Там, где плачет перелётная грусть. Александр Чекаловец
Чтение книги онлайн.
Читать онлайн книгу Там, где плачет перелётная грусть - Александр Чекаловец страница 15
Их машина, качнувшись, спрыгнула с гладкого покрытия, и тут же тихий шелест колёс сменился на тряску и глухой стук подвески о гравийную насыпь. Саша сбавил скорость, посмотрел в зеркало заднего вида: за ними заклубились облака красно-жёлтой пыли от горельника вперемешку с гравием, выстилавшим лесную дорогу. По ней теперь предстояло добираться до самого места.
– Ещё почти сорок километров так ехать будем. Окна надо закрывать, дорогая, а то потом салон за день не отмоешь. Я уже проходил это. Немножко лучше потерпим жару, ничего. Пират тоже потерпит, он же мужик у нас! – Саша мельком бросил взгляд на пса, которого, по всей видимости, ничего не беспокоило и так.
– Ладно, конечно потерпим, надо так надо. Саша, послушай, а почему названия здесь такие странноватые: Кан, Кунгус, да и Ирбей тоже? Вроде как не русские, что ли? – спросила Настя, возвращаясь к прерванному разговору.

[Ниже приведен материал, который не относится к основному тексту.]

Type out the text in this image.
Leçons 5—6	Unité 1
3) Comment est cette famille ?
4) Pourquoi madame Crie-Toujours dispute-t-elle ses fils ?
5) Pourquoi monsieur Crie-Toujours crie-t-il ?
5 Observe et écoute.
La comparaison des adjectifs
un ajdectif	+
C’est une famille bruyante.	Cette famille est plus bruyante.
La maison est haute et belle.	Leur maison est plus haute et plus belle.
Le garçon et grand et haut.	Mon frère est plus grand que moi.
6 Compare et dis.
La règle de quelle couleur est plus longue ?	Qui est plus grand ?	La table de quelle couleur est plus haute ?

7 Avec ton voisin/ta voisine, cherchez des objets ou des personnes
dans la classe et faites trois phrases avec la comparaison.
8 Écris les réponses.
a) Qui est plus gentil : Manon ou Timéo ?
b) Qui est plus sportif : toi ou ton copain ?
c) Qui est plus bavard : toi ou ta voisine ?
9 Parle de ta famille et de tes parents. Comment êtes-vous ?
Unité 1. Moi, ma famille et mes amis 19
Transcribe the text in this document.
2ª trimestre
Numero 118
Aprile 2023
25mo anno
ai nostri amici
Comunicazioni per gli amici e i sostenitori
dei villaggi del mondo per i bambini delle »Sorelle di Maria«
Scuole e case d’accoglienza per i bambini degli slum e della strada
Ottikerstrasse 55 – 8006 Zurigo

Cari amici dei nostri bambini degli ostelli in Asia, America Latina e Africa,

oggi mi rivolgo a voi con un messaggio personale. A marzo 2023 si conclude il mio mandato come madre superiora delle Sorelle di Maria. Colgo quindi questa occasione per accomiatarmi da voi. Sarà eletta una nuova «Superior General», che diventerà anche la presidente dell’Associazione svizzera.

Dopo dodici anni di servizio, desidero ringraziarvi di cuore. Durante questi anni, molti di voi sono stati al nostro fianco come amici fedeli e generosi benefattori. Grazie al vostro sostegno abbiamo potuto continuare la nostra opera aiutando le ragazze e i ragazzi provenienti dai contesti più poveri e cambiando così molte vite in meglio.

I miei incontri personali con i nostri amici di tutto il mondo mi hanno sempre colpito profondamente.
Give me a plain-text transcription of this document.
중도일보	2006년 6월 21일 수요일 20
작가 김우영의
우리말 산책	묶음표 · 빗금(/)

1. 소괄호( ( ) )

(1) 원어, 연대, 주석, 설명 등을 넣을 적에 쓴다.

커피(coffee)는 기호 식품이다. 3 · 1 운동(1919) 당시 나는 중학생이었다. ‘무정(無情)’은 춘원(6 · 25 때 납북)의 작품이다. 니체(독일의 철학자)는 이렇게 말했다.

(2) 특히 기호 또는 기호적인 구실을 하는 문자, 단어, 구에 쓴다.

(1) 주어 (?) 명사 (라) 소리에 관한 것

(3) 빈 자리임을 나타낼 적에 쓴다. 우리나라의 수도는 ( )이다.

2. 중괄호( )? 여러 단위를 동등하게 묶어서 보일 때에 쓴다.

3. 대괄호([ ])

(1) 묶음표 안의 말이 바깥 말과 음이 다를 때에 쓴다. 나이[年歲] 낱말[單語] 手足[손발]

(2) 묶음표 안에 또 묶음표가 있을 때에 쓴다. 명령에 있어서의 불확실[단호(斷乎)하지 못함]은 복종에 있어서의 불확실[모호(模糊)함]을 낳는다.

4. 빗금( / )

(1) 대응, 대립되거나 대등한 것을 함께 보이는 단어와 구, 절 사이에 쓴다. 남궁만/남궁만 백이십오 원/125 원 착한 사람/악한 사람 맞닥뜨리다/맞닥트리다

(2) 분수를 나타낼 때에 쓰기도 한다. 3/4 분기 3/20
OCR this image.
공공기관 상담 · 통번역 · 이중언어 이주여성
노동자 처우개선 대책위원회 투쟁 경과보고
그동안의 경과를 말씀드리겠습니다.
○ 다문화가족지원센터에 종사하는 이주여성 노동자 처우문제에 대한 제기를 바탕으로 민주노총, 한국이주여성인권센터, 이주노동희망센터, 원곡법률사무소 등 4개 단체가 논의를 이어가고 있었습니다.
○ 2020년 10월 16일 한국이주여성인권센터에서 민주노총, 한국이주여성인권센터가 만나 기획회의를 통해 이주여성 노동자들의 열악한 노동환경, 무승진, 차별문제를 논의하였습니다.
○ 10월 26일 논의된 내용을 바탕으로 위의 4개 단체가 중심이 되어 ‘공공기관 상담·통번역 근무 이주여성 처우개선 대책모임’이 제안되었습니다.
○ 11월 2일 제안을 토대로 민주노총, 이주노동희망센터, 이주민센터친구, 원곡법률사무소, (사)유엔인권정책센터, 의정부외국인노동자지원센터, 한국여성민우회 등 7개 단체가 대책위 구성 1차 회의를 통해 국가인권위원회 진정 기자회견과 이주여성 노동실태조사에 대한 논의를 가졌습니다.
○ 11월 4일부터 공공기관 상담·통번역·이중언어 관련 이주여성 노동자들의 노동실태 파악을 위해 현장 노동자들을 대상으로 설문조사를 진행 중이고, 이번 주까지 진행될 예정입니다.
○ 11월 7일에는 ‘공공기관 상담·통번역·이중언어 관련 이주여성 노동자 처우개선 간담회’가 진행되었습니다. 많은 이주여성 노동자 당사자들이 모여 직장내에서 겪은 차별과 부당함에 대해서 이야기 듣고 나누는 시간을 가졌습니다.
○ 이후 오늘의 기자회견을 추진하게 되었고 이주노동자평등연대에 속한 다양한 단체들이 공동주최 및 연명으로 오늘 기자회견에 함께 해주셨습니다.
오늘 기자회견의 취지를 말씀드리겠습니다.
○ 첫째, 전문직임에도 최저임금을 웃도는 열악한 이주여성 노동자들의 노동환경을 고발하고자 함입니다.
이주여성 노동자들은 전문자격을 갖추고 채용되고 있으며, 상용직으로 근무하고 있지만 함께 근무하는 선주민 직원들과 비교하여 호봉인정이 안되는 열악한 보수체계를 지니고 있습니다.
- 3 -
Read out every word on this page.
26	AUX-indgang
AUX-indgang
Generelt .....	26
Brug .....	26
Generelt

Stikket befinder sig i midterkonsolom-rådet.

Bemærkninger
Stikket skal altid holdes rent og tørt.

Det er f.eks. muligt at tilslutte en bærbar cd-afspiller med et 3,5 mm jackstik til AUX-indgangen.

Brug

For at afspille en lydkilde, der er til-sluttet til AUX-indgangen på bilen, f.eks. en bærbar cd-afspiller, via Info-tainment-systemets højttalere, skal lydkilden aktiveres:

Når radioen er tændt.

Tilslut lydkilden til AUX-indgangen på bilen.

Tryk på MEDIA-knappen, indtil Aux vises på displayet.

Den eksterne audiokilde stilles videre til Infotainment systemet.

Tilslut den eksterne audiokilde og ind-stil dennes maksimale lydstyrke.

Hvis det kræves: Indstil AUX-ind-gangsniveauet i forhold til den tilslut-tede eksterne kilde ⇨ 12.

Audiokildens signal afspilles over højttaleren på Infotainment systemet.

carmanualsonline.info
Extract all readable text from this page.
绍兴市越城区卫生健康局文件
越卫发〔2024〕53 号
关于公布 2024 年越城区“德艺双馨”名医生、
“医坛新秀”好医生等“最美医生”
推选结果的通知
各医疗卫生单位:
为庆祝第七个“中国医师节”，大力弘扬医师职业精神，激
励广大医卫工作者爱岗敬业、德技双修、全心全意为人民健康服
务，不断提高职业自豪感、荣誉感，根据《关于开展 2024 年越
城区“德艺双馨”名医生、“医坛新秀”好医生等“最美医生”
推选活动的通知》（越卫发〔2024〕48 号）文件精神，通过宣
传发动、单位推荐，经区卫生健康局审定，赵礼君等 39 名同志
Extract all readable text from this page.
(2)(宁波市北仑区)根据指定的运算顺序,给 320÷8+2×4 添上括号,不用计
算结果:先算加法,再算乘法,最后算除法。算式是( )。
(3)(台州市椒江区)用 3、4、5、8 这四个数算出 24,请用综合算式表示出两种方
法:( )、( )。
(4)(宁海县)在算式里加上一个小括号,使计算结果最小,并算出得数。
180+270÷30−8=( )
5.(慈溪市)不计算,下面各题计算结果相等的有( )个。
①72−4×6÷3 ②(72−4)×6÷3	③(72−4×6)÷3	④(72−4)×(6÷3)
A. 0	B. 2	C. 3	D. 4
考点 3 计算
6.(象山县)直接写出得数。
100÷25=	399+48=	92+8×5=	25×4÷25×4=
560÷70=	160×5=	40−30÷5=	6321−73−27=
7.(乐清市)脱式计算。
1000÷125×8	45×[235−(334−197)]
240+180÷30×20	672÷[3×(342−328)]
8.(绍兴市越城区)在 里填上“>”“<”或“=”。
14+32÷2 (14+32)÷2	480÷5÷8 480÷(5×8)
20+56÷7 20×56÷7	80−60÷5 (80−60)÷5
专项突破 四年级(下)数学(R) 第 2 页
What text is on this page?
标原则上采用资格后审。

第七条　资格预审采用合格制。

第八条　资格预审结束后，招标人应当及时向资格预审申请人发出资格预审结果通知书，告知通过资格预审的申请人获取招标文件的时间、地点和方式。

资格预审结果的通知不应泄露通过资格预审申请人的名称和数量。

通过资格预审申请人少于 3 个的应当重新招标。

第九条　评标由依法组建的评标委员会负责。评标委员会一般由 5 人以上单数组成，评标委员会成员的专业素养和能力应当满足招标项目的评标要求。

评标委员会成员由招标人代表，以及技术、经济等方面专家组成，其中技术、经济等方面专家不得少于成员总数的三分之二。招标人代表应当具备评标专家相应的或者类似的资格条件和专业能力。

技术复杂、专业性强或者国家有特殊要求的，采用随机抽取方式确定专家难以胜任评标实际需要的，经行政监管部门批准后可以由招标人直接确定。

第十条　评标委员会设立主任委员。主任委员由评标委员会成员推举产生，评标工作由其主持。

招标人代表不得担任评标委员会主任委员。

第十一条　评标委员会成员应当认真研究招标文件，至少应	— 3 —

Саша одобрительно посмотрел на жену:
– В точку, дорогая! Умница ты у меня! Я тоже это раньше сразу заметил. Это татарские слова. Они ещё с древних времён до нас дошли. Здесь же везде веками татары были, их империя. Я интересовался переводом. Любопытно стало. Так вот послушай. Кан означает кровь. Кунгус – солнечный. Ещё неподалёку течёт река Агул, так вот это переводится – яд. Почему такие названия, непонятно, но романтично, согласись? А вот что означает Ирбей, тоже бы хотелось узнать, но у меня разобраться не получилось. Смотри, первые три буквы «ирб» означают «муж». Когда добавляется «е» – «ирбе», то это уже «родинка». А если последнюю, и краткую, подставить, то вообще не переводится. Тупик. Возможно, что особенности старого диалекта, не знаю. Сколько веков-то прошло, у-у-ух! А ты меня слушай да по сторонам смотри. Вот это уже самая настоящая тайга кругом!
Он кивнул головой на подступившие вплотную к дороге громадные деревья. Величавые сосны на прямых, как стрелы, могучих стволах возносили до небес пушистые и раскидистые кроны. Застенчивые мрачновато-зелёные долговязые ели развесили на своих лапах причудливые лохмотья и плети мохнатого серо-голубого лишая, как видно, помышляя, что такой наряд им к лицу. Берёзы корявыми и длинными остовами, напоминавшими шеи доисторических гигантов, уходили гнутой тяжестью в непостижимую высь.
– Дикие, почти непроходимые места. Мох – иной раз до колена проваливаешься. Глухомань кругом. Здесь в деревнях медведи выходят из тайги запросто так! Лось, марал, косуля, глухарь – любого зверья и птицы полно. Зайцы, барсуки, волки – всё есть, – произнёс Саша и искоса, пряча улыбку, украдкой глянул на жену.
– Ой! – глаза Насти округлились. Она невольно прижала руки к груди и, неподдельно встревожившись, повернулась к мужу. – Это же страшно-то как, Саша? Волки, медведи… Не дай Бог!